I have photos of the backs of men where Israeli men carved pictures, smiley faces, Stars of David, etc. in their skin. Women narrated stories to me of Israeli soldiers laying them, laying hundreds of women, on the ground and then taking their guns with laser and laughing, and wherever the laser landed, they shoot.

I spoke with a woman whose three year old daughter had both of her legs shattered…she was intentionally shot by a soldier…after they’d killed her son, shot him through the head, in what she described as tank fire, toying with them, for about 30 minutes, before they finally delivered the final blow.

People who’re fleeing their homes to get to the south having to walk with their hands up with their IDs and if anybody dares to look down or pick anything up, they’re picked off, they’re literally shot by snipers.

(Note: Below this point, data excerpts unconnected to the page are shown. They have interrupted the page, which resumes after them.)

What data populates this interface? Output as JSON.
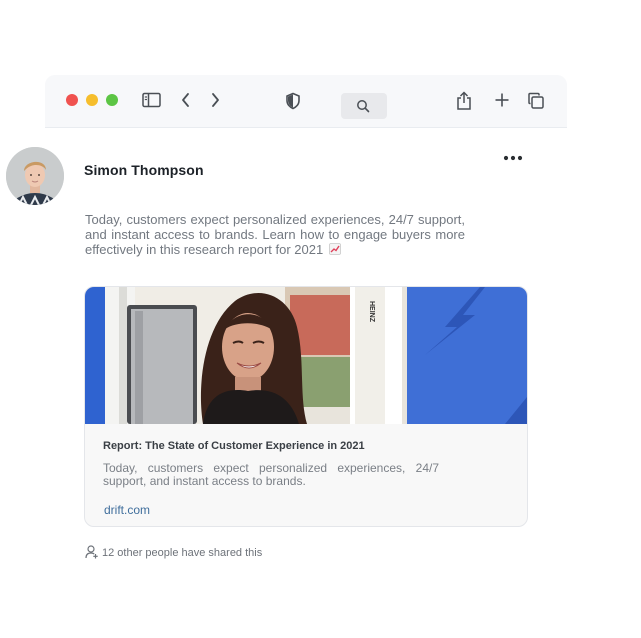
{
  "browser": {
    "window_controls": [
      "close",
      "minimize",
      "zoom"
    ],
    "icons": {
      "sidebar": "sidebar-toggle-icon",
      "back": "chevron-left-icon",
      "forward": "chevron-right-icon",
      "shield": "shield-icon",
      "search": "search-icon",
      "share": "share-icon",
      "new_tab": "plus-icon",
      "tabs": "tabs-overview-icon"
    }
  },
  "post": {
    "author": "Simon Thompson",
    "text": "Today, customers expect personalized experiences, 24/7 support, and instant access to brands. Learn how to engage buyers more effectively in this research report for 2021",
    "emoji": "chart-increasing-icon",
    "more_icon": "more-horizontal-icon"
  },
  "card": {
    "title": "Report: The State of Customer Experience in 2021",
    "description": "Today, customers expect personalized experiences, 24/7 support, and instant access to brands.",
    "domain": "drift.com",
    "image_sign_text": "HEINZ"
  },
  "footer": {
    "share_text": "12 other people have shared this",
    "share_icon": "person-share-icon"
  },
  "colors": {
    "accent_blue": "#3f6fd6",
    "link": "#3f6e9c",
    "close": "#f0524f",
    "minimize": "#f6be2c",
    "zoom": "#5cc544"
  }
}
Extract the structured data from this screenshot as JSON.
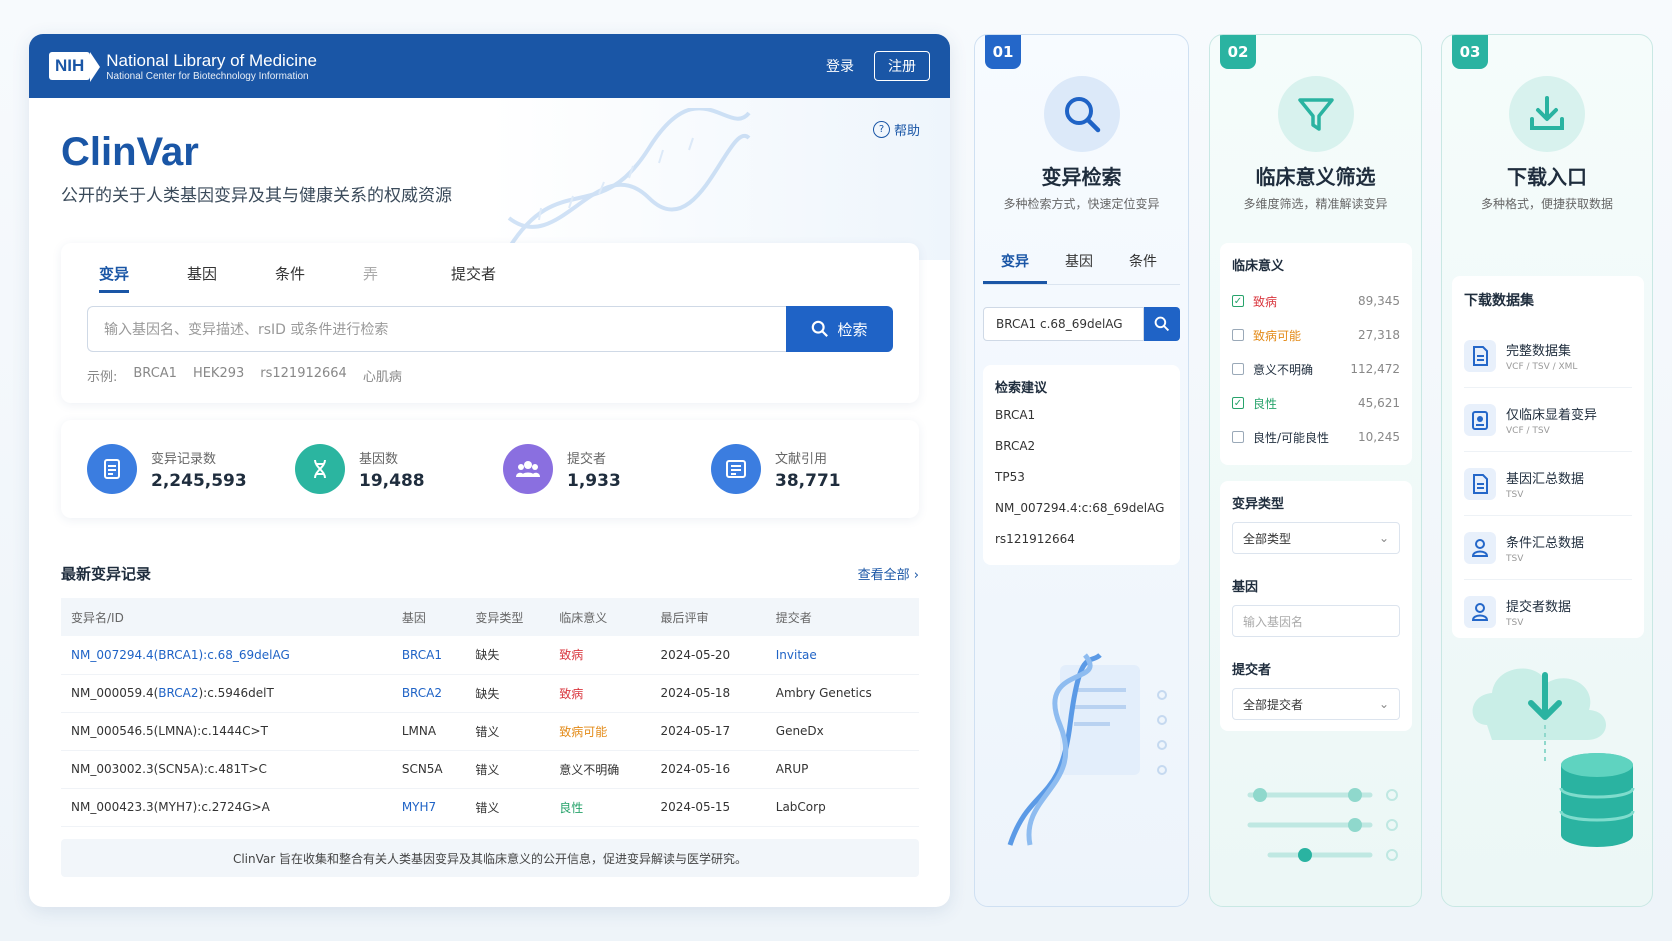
{
  "header": {
    "org_title": "National Library of Medicine",
    "org_subtitle": "National Center for Biotechnology Information",
    "logo_text": "NIH",
    "login": "登录",
    "register": "注册"
  },
  "hero": {
    "title": "ClinVar",
    "subtitle": "公开的关于人类基因变异及其与健康关系的权威资源",
    "help": "帮助"
  },
  "search": {
    "tabs": [
      "变异",
      "基因",
      "条件",
      "弄",
      "提交者"
    ],
    "placeholder": "输入基因名、变异描述、rsID 或条件进行检索",
    "button": "检索",
    "examples_label": "示例:",
    "examples": [
      "BRCA1",
      "HEK293",
      "rs121912664",
      "心肌病"
    ]
  },
  "stats": [
    {
      "label": "变异记录数",
      "value": "2,245,593",
      "color": "#3b7de0",
      "icon": "document-icon"
    },
    {
      "label": "基因数",
      "value": "19,488",
      "color": "#2bb5a0",
      "icon": "dna-icon"
    },
    {
      "label": "提交者",
      "value": "1,933",
      "color": "#8a6fe0",
      "icon": "users-icon"
    },
    {
      "label": "文献引用",
      "value": "38,771",
      "color": "#3b7de0",
      "icon": "book-icon"
    }
  ],
  "recent": {
    "title": "最新变异记录",
    "view_all": "查看全部 ›",
    "columns": [
      "变异名/ID",
      "基因",
      "变异类型",
      "临床意义",
      "最后评审",
      "提交者"
    ],
    "rows": [
      {
        "id": "NM_007294.4(BRCA1):c.68_69delAG",
        "gene": "BRCA1",
        "type": "缺失",
        "sig": "致病",
        "date": "2024-05-20",
        "submitter": "Invitae"
      },
      {
        "id": "NM_000059.4(BRCA2):c.5946delT",
        "gene": "BRCA2",
        "type": "缺失",
        "sig": "致病",
        "date": "2024-05-18",
        "submitter": "Ambry Genetics"
      },
      {
        "id": "NM_000546.5(LMNA):c.1444C>T",
        "gene": "LMNA",
        "type": "错义",
        "sig": "致病可能",
        "date": "2024-05-17",
        "submitter": "GeneDx"
      },
      {
        "id": "NM_003002.3(SCN5A):c.481T>C",
        "gene": "SCN5A",
        "type": "错义",
        "sig": "意义不明确",
        "date": "2024-05-16",
        "submitter": "ARUP"
      },
      {
        "id": "NM_000423.3(MYH7):c.2724G>A",
        "gene": "MYH7",
        "type": "错义",
        "sig": "良性",
        "date": "2024-05-15",
        "submitter": "LabCorp"
      }
    ]
  },
  "footer_note": "ClinVar 旨在收集和整合有关人类基因变异及其临床意义的公开信息，促进变异解读与医学研究。",
  "card1": {
    "badge": "01",
    "title": "变异检索",
    "subtitle": "多种检索方式，快速定位变异",
    "tabs": [
      "变异",
      "基因",
      "条件"
    ],
    "search_value": "BRCA1 c.68_69delAG",
    "suggest_title": "检索建议",
    "suggestions": [
      "BRCA1",
      "BRCA2",
      "TP53",
      "NM_007294.4:c:68_69delAG",
      "rs121912664"
    ]
  },
  "card2": {
    "badge": "02",
    "title": "临床意义筛选",
    "subtitle": "多维度筛选，精准解读变异",
    "sig_title": "临床意义",
    "sig_items": [
      {
        "label": "致病",
        "count": "89,345",
        "checked": true,
        "color": "#d9363e"
      },
      {
        "label": "致病可能",
        "count": "27,318",
        "checked": false,
        "color": "#e38a17"
      },
      {
        "label": "意义不明确",
        "count": "112,472",
        "checked": false,
        "color": "#333333"
      },
      {
        "label": "良性",
        "count": "45,621",
        "checked": true,
        "color": "#27a36b"
      },
      {
        "label": "良性/可能良性",
        "count": "10,245",
        "checked": false,
        "color": "#333333"
      }
    ],
    "type_title": "变异类型",
    "type_value": "全部类型",
    "gene_title": "基因",
    "gene_placeholder": "输入基因名",
    "submitter_title": "提交者",
    "submitter_value": "全部提交者"
  },
  "card3": {
    "badge": "03",
    "title": "下载入口",
    "subtitle": "多种格式，便捷获取数据",
    "list_title": "下载数据集",
    "items": [
      {
        "name": "完整数据集",
        "formats": "VCF / TSV / XML"
      },
      {
        "name": "仅临床显着变异",
        "formats": "VCF / TSV"
      },
      {
        "name": "基因汇总数据",
        "formats": "TSV"
      },
      {
        "name": "条件汇总数据",
        "formats": "TSV"
      },
      {
        "name": "提交者数据",
        "formats": "TSV"
      }
    ]
  }
}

I spoke with a little girl, about eight years old, whose face was badly burned, but her injuries were the least in the whole families, the entire family had third degree burns all over their bodies.

People are being discharged from hospitals with wounds and going into tents where they don’t have running water and proper hygiene and getting horrible infections and dying from sepsis.

The food that does come in to Rafah is primarily canned food and most of it…and I’ve seen it and tasted it myself, it is stuff that has clearly been sitting on shelves for decades. All you can taste, really, is the rancidity, and metallic taste of the can.

People schedule their days around trying to get to a single, shared bathroom, that’s shared by hundreds of other families. They try to do their best with hygiene but it’s impossible.

People don’t have medicines. People are dying from lack of insulin, which, by the way, Israel has banned from coming into Gaza. They dying from diarrhoea because they’re drinking polluted water and Israel has also banned water filtration systems, even handheld ones, simple, personal, water filtration systems that Americans use when they go camping.

And, on top of that, they are bombed day in and out. Even in Rafah. When I was there, there was not a single night, that we didn’t hear bombs. And at least once, was close enough, that the building I was in shook and we thought that our building had actually been hit…And there was another moment too when a tent by a hospital where we had just been was bombed, they bombed a tent.